Lucia by contrast feels a much more accessible novel, at least to this reader. And Lucia herself is the absent centre of the novel, which is largely written from the perspective of those who encountered her during her life

And far from having a wealth of documentary evidence to draw upon, very little is known about Lucia. A surviving 1936 letter from James Joyce one of the few mentions that remains in his correspondence:

"Her case is cyclothymia, dating from the age of seven and a half. She is about thirty-three, speaks French fluently ... Her character is gay, sweet and ironic, but has had bursts of anger over nothing when she has been confined to a straitjacket."

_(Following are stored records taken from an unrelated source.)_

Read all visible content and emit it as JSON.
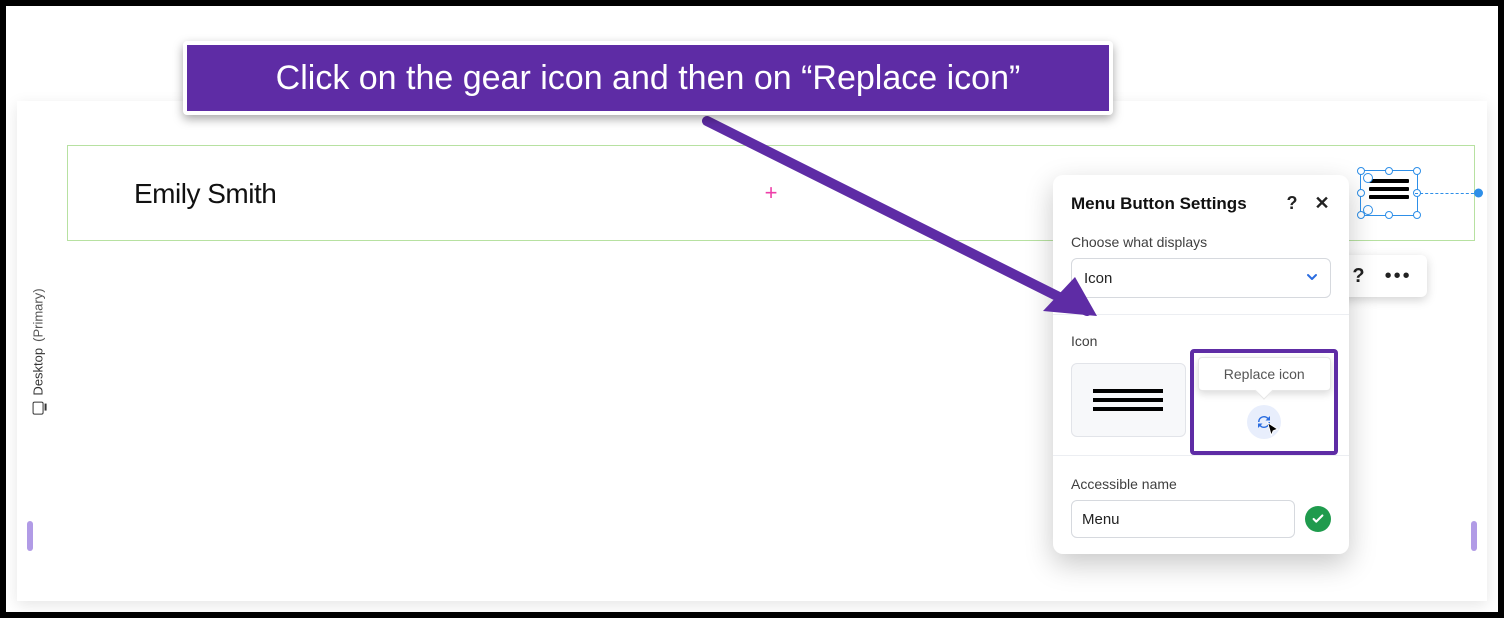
{
  "callout_text": "Click on the gear icon and then on “Replace icon”",
  "viewport_label": {
    "device": "Desktop",
    "mode": "(Primary)"
  },
  "header": {
    "site_title": "Emily Smith"
  },
  "floating_toolbar": {
    "help_icon": "?",
    "more_icon": "•••"
  },
  "panel": {
    "title": "Menu Button Settings",
    "help_icon": "?",
    "close_icon": "✕",
    "section_choose_label": "Choose what displays",
    "display_mode_value": "Icon",
    "section_icon_label": "Icon",
    "replace_tooltip": "Replace icon",
    "section_accessible_label": "Accessible name",
    "accessible_name_value": "Menu"
  }
}
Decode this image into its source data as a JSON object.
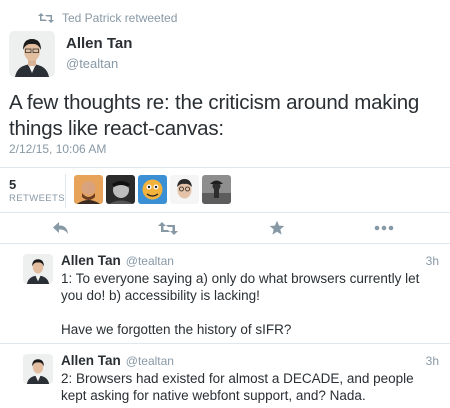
{
  "retweet_context": {
    "text": "Ted Patrick retweeted",
    "icon": "retweet-icon"
  },
  "main_tweet": {
    "author_name": "Allen Tan",
    "author_handle": "@tealtan",
    "text": "A few thoughts re: the criticism around making things like react-canvas:",
    "timestamp": "2/12/15, 10:06 AM",
    "retweet_count": "5",
    "retweet_label": "RETWEETS",
    "retweeter_avatars": [
      "retweeter-avatar-1",
      "retweeter-avatar-2",
      "retweeter-avatar-3",
      "retweeter-avatar-4",
      "retweeter-avatar-5"
    ]
  },
  "actions": [
    {
      "name": "reply",
      "icon": "reply-icon"
    },
    {
      "name": "retweet",
      "icon": "retweet-icon"
    },
    {
      "name": "favorite",
      "icon": "star-icon"
    },
    {
      "name": "more",
      "icon": "more-icon"
    }
  ],
  "replies": [
    {
      "author_name": "Allen Tan",
      "author_handle": "@tealtan",
      "time": "3h",
      "text": "1: To everyone saying a) only do what browsers currently let you do! b) accessibility is lacking!\n\nHave we forgotten the history of sIFR?"
    },
    {
      "author_name": "Allen Tan",
      "author_handle": "@tealtan",
      "time": "3h",
      "text": "2: Browsers had existed for almost a DECADE, and people kept asking for native webfont support, and? Nada."
    }
  ],
  "colors": {
    "text": "#292f33",
    "muted": "#8899a6",
    "divider": "#e1e8ed",
    "icon": "#8899a6"
  }
}
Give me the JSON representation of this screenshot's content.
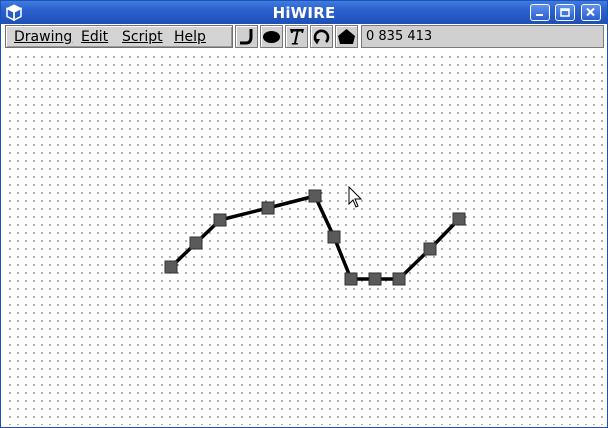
{
  "window": {
    "title": "HiWIRE",
    "app_icon": "cube-icon",
    "controls": {
      "minimize": "minimize-icon",
      "maximize": "maximize-icon",
      "close": "close-icon"
    }
  },
  "menu": {
    "items": [
      {
        "label": "Drawing",
        "name": "menu-drawing"
      },
      {
        "label": "Edit",
        "name": "menu-edit"
      },
      {
        "label": "Script",
        "name": "menu-script"
      },
      {
        "label": "Help",
        "name": "menu-help"
      }
    ]
  },
  "tools": [
    {
      "name": "wire-tool",
      "icon": "wire-icon"
    },
    {
      "name": "ellipse-tool",
      "icon": "ellipse-icon"
    },
    {
      "name": "text-tool",
      "icon": "text-icon",
      "glyph": "T"
    },
    {
      "name": "rotate-tool",
      "icon": "rotate-icon"
    },
    {
      "name": "shape-tool",
      "icon": "polygon-icon"
    }
  ],
  "status": {
    "coordinates": "0 835 413"
  },
  "colors": {
    "titlebar": "#2558c3",
    "handle_fill": "#5a5a5a",
    "wire": "#000000",
    "grid_dot": "#6a6a6a"
  },
  "canvas": {
    "cursor": "arrow-cursor-icon"
  }
}
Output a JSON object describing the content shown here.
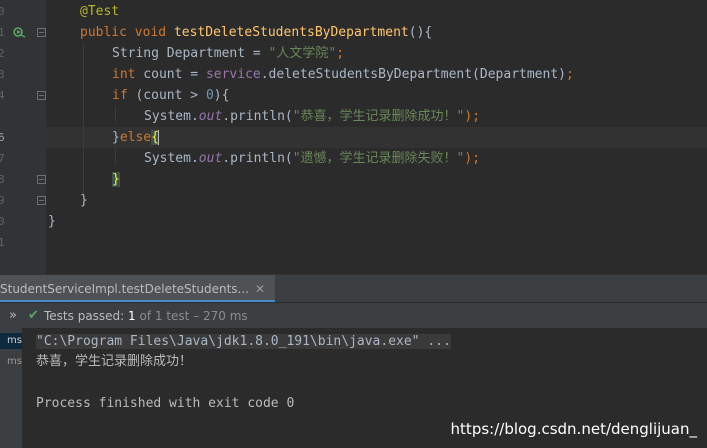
{
  "editor": {
    "line_numbers": [
      "0",
      "1",
      "2",
      "3",
      "4",
      "5",
      "6",
      "7",
      "8",
      "9",
      "0",
      "1"
    ],
    "lines": {
      "l0": {
        "annotation": "@Test"
      },
      "l1": {
        "kw_public": "public",
        "kw_void": "void",
        "method": "testDeleteStudentsByDepartment",
        "tail": "(){"
      },
      "l2": {
        "type": "String Department = ",
        "str": "\"人文学院\"",
        "semi": ";"
      },
      "l3": {
        "kw_int": "int",
        "mid": " count = ",
        "field": "service",
        "call": ".deleteStudentsByDepartment(Department)",
        "semi": ";"
      },
      "l4": {
        "kw_if": "if",
        "cond": " (count > ",
        "num": "0",
        "tail": "){"
      },
      "l5": {
        "sys": "System.",
        "out": "out",
        "println": ".println(",
        "str": "\"恭喜，学生记录删除成功！\"",
        "tail": ");"
      },
      "l6": {
        "close": "}",
        "kw_else": "else",
        "brace": "{"
      },
      "l7": {
        "sys": "System.",
        "out": "out",
        "println": ".println(",
        "str": "\"遗憾，学生记录删除失败！\"",
        "tail": ");"
      },
      "l8": {
        "brace": "}"
      },
      "l9": {
        "brace": "}"
      },
      "l10": {
        "brace": "}"
      }
    }
  },
  "run_panel": {
    "tab_title": "StudentServiceImpl.testDeleteStudents...",
    "tab_close": "✕",
    "tests_passed_label": "Tests passed:",
    "tests_passed_count": "1",
    "tests_passed_detail": "of 1 test – 270 ms",
    "expand_icon_glyph": "»",
    "check_icon_glyph": "✔",
    "time_labels": [
      "ms",
      "ms"
    ]
  },
  "console": {
    "command": "\"C:\\Program Files\\Java\\jdk1.8.0_191\\bin\\java.exe\" ...",
    "output_1": "恭喜，学生记录删除成功！",
    "output_2": "Process finished with exit code 0"
  },
  "watermark": "https://blog.csdn.net/denglijuan_",
  "colors": {
    "background": "#2b2b2b",
    "keyword": "#cc7832",
    "string": "#6a8759",
    "method": "#ffc66d",
    "pass_green": "#59a869"
  }
}
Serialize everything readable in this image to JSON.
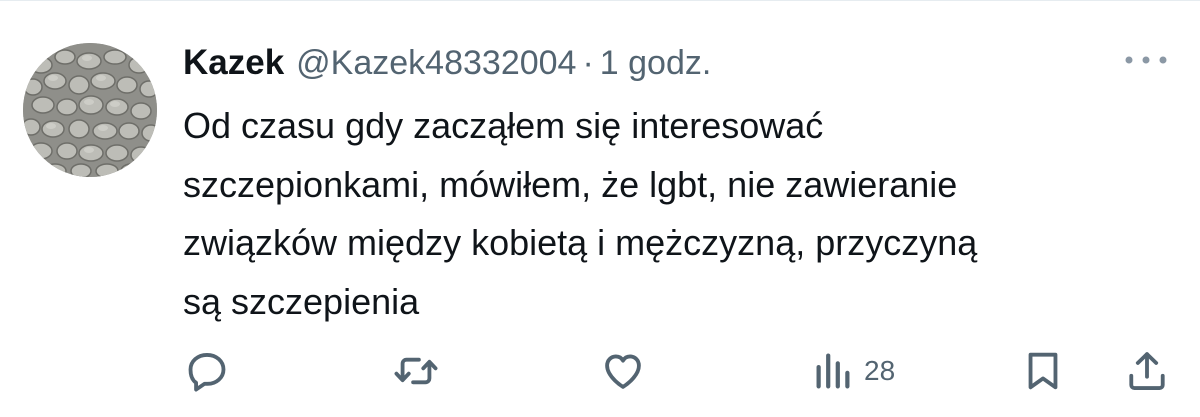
{
  "tweet": {
    "author_name": "Kazek",
    "author_handle": "@Kazek48332004",
    "separator": "·",
    "time": "1 godz.",
    "text_lines": [
      "Od czasu gdy zacząłem się interesować",
      "szczepionkami, mówiłem, że lgbt, nie zawieranie",
      "związków między kobietą i mężczyzną, przyczyną",
      "są szczepienia"
    ]
  },
  "actions": {
    "reply_icon": "reply-icon",
    "retweet_icon": "retweet-icon",
    "like_icon": "heart-icon",
    "views_icon": "views-icon",
    "views_count": "28",
    "bookmark_icon": "bookmark-icon",
    "share_icon": "share-icon",
    "more_icon": "more-icon"
  },
  "colors": {
    "text": "#0f1419",
    "secondary": "#536471",
    "icon": "#536471"
  }
}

This requires, but also enables, Pheby as a novelist to fill the gaps. As he explains after one particular anecdote where the novel has Lucia's brother Giorgio torture her pet rabbit to ensure her silence as to his incesteous relations with her:

"If there are those of you reading this who know Giorgio, you might say this never happened.  But how do you know?  How does one ever know what it is that occurs outside the range of one's experience?  You may not know that it did happen, but this is not the same as knowing that it did not happen.  Perhaps if there were documentary evidence; but who keeps such records?  Is it even possible to keep evidence of things that might happen that someone wishes to keep secret?  If one has secrets, and then burns the evidence on a pure, one invites speculation, and speculation is infinite in a way that the truth is not.  Speculation is limited only by the sick imaginations of those who speculate, where truth is not.  Why shouldn't Giorgio have tortured Lucia's rabbit to prevent her from speaking?  All things that are possible are, in the absence of facts that have been destroyed that might have proved them incorrect, equally correct.

The moral of this story is: do not destroy documentary evidence of the truth, since it will come back and bit you in the arse.

This last a reference to the Joyce estate and their destruction of much of the relevant material including Lucia's own letters. In 2003 Carole Schloss wrote a biography "Lucia Joyce: To Dance in the Wake”, stating that "this is a story that was not supposed to be told,” and found herself in a legal battle with the Joyce estate, which initially forced her publishers to redact significant parts of the book (in turn leading to early reviewer's arguing some of her claims were unsubstantiated) but which she eventually won: https://news.stanford.edu/news/2009/september28/shloss-joyce-settlement-092809.html

This article https://pictorial.jezebel.com/the-disappearing-act-of-lucia-joyce-1796061771/amp provides both a good summary of Lucia's life, but also suggests the need for an appropriate fictional treatment. Pheby's wonderful new novel rises to the challenge he sets himself:

"This woman had gone into the afterlife friendless and I resolved to address that lack."